String Internals
What Are Strings? ⏤ Part 1 (Oct 17)
Python has a built-in data type: str (string). Strings are used to represent text, words, and individual characters. For example: 'Hello World!' is a constant string (has type str).
A string is a sequence of characters of finite length.
Strings in C (‘71), Oberon (‘89)
In previous-generation programming languages, such as C (1971) and Oberon (1989), strings had minimal support (from the language side). Usually strings were represented as arrays of characters, and a special character with code 0 was used to mark the end of a string.
In Python, this can be represented as a list (list), which can be partially filled with characters.
Want to count the length of a string?
We iterate through the character array until we encounter the special “end of string” character.

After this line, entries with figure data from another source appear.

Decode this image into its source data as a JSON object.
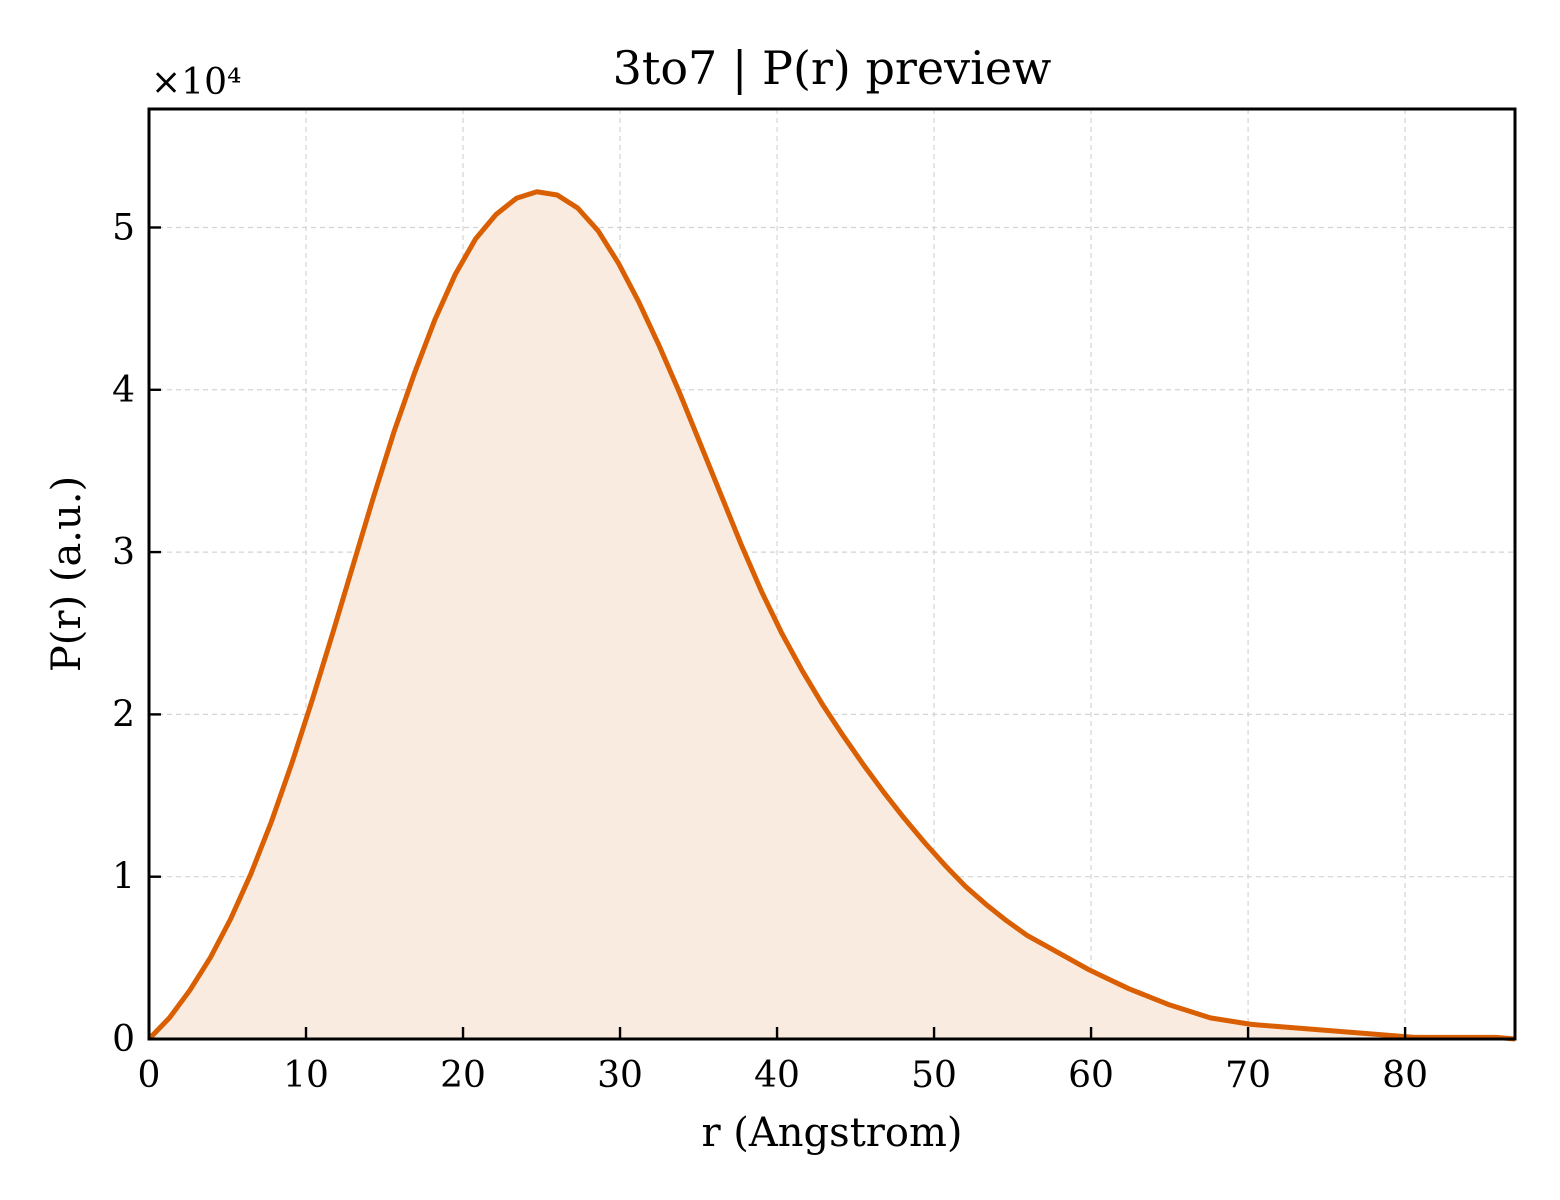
{
  "chart_data": {
    "type": "area",
    "title": "3to7 | P(r) preview",
    "xlabel": "r (Angstrom)",
    "ylabel": "P(r) (a.u.)",
    "y_multiplier_label": "×10⁴",
    "xlim": [
      0,
      87
    ],
    "ylim": [
      0,
      5.73
    ],
    "x_ticks": [
      0,
      10,
      20,
      30,
      40,
      50,
      60,
      70,
      80
    ],
    "x_tick_labels": [
      "0",
      "10",
      "20",
      "30",
      "40",
      "50",
      "60",
      "70",
      "80"
    ],
    "y_ticks": [
      0,
      1,
      2,
      3,
      4,
      5
    ],
    "y_tick_labels": [
      "0",
      "1",
      "2",
      "3",
      "4",
      "5"
    ],
    "grid": true,
    "series": [
      {
        "color": "#d95f02",
        "fill_color": "#f9ebe0",
        "x": [
          0,
          1.3,
          2.6,
          3.9,
          5.2,
          6.5,
          7.8,
          9.1,
          10.4,
          11.7,
          13.0,
          14.3,
          15.6,
          16.9,
          18.2,
          19.5,
          20.8,
          22.1,
          23.4,
          24.7,
          26.0,
          27.3,
          28.6,
          29.9,
          31.2,
          32.5,
          33.8,
          35.1,
          36.4,
          37.7,
          39.0,
          40.3,
          41.6,
          42.9,
          44.2,
          45.5,
          46.8,
          48.1,
          49.4,
          50.7,
          52.0,
          53.3,
          54.6,
          55.9,
          57.2,
          58.5,
          59.8,
          61.1,
          62.4,
          63.7,
          65.0,
          66.3,
          67.6,
          68.9,
          70.2,
          71.5,
          72.8,
          74.1,
          75.4,
          76.7,
          78.0,
          79.3,
          80.6,
          81.9,
          83.2,
          84.5,
          85.8,
          87.0
        ],
        "y": [
          0.0,
          0.13,
          0.3,
          0.5,
          0.74,
          1.02,
          1.34,
          1.7,
          2.09,
          2.5,
          2.92,
          3.34,
          3.74,
          4.1,
          4.43,
          4.71,
          4.93,
          5.08,
          5.18,
          5.22,
          5.2,
          5.12,
          4.98,
          4.78,
          4.54,
          4.27,
          3.98,
          3.67,
          3.36,
          3.05,
          2.76,
          2.5,
          2.27,
          2.06,
          1.87,
          1.69,
          1.52,
          1.36,
          1.21,
          1.07,
          0.94,
          0.83,
          0.73,
          0.64,
          0.57,
          0.5,
          0.43,
          0.37,
          0.31,
          0.26,
          0.21,
          0.17,
          0.13,
          0.11,
          0.09,
          0.08,
          0.07,
          0.06,
          0.05,
          0.04,
          0.03,
          0.02,
          0.01,
          0.01,
          0.01,
          0.01,
          0.01,
          0.0
        ]
      }
    ]
  }
}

Strings could be modified, since a string is simply an array of characters (list in Python).
Strings in Java (‘95), Golang (‘09), Python (‘91)
New-generation programming languages, such as Java (1995), Golang (2009), and Python (1991), introduce a separate “string” type (String in Java, string in Golang, str in Python). In new languages, strings are usually made immutable (immutable/unmodifiable), which makes working with them more convenient (why?).
This is done in Python, Golang, and Java (and many other places).
Custom string implementation based on tuples
What if Python didn’t have the str type, could we implement our own “strings”?
With some caveats and limitations, yes, though we wouldn’t get the same convenience as with the built-in str type.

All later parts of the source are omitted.